If your company does not want you to have a personal brand on social media, you may not be able to build a personal brand in the traditional sense, but there are still ways to engage with social media professionally and appropriately.
- Utilize LinkedIn as a professional networking platform. Share industry news, engage with others’ posts and maintain an updated and polished profile that highlights your skills and achievements.
- Industry News and Insights: Share relevant articles, news or updates about your industry. This shows that you’re staying informed and engaged in your field.
- Professional Development: Highlight any conferences, workshops or webinars you attend to demonstrate your commitment to professional growth and learning.
- Company Updates: Share exciting news or achievements about your company.
- Thoughtful Commentary: Offer thoughtful insights or opinions on industry trends or topics without directly associating it with yourself or your personal brand.
- Non-Work Interests: Share posts about hobbies, community events or philanthropic activities that are not directly related to your work but still showcase your personality and values.
- Inspirational Quotes: Share motivational or inspirational quotes that align with your professional values and aspirations.
- Engage with Others: Like, comment and share posts from colleagues, industry experts or relevant influencers to engage in conversations and demonstrate your involvement in the professional community.

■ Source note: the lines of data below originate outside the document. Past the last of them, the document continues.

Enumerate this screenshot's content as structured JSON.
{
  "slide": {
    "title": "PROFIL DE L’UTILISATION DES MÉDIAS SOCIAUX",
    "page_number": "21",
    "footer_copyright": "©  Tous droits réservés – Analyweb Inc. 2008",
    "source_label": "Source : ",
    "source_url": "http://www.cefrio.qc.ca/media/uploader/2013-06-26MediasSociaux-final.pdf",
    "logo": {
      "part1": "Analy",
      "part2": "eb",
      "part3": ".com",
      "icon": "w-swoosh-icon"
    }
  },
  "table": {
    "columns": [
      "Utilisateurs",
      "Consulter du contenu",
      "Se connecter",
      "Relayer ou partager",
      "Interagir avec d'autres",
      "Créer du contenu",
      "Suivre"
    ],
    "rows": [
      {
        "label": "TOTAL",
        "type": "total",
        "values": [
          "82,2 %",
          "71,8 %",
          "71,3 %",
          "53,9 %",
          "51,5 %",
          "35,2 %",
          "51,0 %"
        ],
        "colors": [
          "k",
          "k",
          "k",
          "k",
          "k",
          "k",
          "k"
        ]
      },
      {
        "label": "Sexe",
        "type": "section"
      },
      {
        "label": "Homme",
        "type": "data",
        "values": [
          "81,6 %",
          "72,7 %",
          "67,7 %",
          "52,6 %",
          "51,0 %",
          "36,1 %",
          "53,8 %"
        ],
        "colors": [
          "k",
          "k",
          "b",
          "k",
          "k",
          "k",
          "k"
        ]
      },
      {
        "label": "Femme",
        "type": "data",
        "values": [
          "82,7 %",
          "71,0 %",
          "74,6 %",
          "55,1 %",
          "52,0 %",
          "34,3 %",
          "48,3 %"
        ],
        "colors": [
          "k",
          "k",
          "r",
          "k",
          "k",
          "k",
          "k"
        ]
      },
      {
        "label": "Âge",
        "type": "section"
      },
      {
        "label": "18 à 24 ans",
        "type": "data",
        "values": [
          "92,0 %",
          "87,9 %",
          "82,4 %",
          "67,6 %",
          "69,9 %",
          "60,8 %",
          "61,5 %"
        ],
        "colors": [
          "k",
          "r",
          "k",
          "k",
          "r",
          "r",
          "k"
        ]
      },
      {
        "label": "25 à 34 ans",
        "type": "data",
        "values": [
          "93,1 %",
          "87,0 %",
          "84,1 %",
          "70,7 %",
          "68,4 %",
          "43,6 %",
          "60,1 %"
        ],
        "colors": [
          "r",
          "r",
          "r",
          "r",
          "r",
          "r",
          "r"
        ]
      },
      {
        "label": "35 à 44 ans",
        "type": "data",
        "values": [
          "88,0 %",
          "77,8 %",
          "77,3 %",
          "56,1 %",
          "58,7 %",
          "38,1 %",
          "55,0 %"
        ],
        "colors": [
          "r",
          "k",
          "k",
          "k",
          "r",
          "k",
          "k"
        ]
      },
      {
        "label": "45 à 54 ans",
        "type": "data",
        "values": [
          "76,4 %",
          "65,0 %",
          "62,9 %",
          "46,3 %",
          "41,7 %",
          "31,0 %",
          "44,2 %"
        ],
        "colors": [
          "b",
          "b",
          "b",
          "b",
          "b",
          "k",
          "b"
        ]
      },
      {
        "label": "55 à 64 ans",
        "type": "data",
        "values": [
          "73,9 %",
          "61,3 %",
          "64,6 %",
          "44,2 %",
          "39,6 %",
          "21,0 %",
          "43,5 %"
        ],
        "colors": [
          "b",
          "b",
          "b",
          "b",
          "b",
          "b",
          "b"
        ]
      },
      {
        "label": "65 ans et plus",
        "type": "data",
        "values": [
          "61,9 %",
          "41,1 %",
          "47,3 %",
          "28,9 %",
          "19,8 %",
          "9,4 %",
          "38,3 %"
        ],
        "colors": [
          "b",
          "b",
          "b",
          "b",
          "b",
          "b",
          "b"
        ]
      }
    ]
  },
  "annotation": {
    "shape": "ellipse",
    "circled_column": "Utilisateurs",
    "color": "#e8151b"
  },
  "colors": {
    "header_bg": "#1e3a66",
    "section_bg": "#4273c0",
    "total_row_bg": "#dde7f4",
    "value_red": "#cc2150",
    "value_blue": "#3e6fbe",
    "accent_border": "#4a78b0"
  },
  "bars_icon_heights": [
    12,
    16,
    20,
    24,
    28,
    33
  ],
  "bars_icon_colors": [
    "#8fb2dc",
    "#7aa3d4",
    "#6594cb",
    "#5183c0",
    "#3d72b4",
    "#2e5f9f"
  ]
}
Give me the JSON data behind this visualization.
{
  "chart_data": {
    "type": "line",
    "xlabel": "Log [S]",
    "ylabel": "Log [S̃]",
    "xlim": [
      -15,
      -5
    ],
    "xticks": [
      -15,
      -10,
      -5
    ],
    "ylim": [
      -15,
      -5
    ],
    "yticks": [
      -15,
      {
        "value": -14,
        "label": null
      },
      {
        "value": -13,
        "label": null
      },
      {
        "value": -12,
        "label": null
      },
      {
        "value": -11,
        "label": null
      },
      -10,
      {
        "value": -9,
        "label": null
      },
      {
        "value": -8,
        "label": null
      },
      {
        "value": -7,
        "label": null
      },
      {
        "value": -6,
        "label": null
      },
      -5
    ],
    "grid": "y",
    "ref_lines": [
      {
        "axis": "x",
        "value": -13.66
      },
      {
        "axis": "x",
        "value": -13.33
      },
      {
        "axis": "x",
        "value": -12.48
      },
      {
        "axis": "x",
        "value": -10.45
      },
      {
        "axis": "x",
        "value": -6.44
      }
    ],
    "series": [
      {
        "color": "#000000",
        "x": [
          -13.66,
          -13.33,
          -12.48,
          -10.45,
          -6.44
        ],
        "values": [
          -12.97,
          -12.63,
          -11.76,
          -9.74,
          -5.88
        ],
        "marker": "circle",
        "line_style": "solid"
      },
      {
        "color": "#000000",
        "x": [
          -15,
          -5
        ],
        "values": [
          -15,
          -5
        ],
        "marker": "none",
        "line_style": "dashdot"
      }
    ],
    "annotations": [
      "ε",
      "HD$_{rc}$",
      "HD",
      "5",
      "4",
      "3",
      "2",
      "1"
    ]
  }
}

- Lifestyle Tips: Offer practical tips or advice related to work-life balance, stress management, productivity or career development, focusing on general insights rather than personal experiences.
Remember that it’s so important to find an employer that allows you to be YOU.
If building your personal brand is important to you, ensure that your employer is supportive of that from the beginning.
Ask the right questions during the interview process and make sure you have in writing what is permissible to do (speaking at conferences, appearing on podcasts, writing articles, posting on social media, getting involved in a trade association, etc.).
You don’t want to learn the hard way that you don’t see eye to eye with your employer on this issue.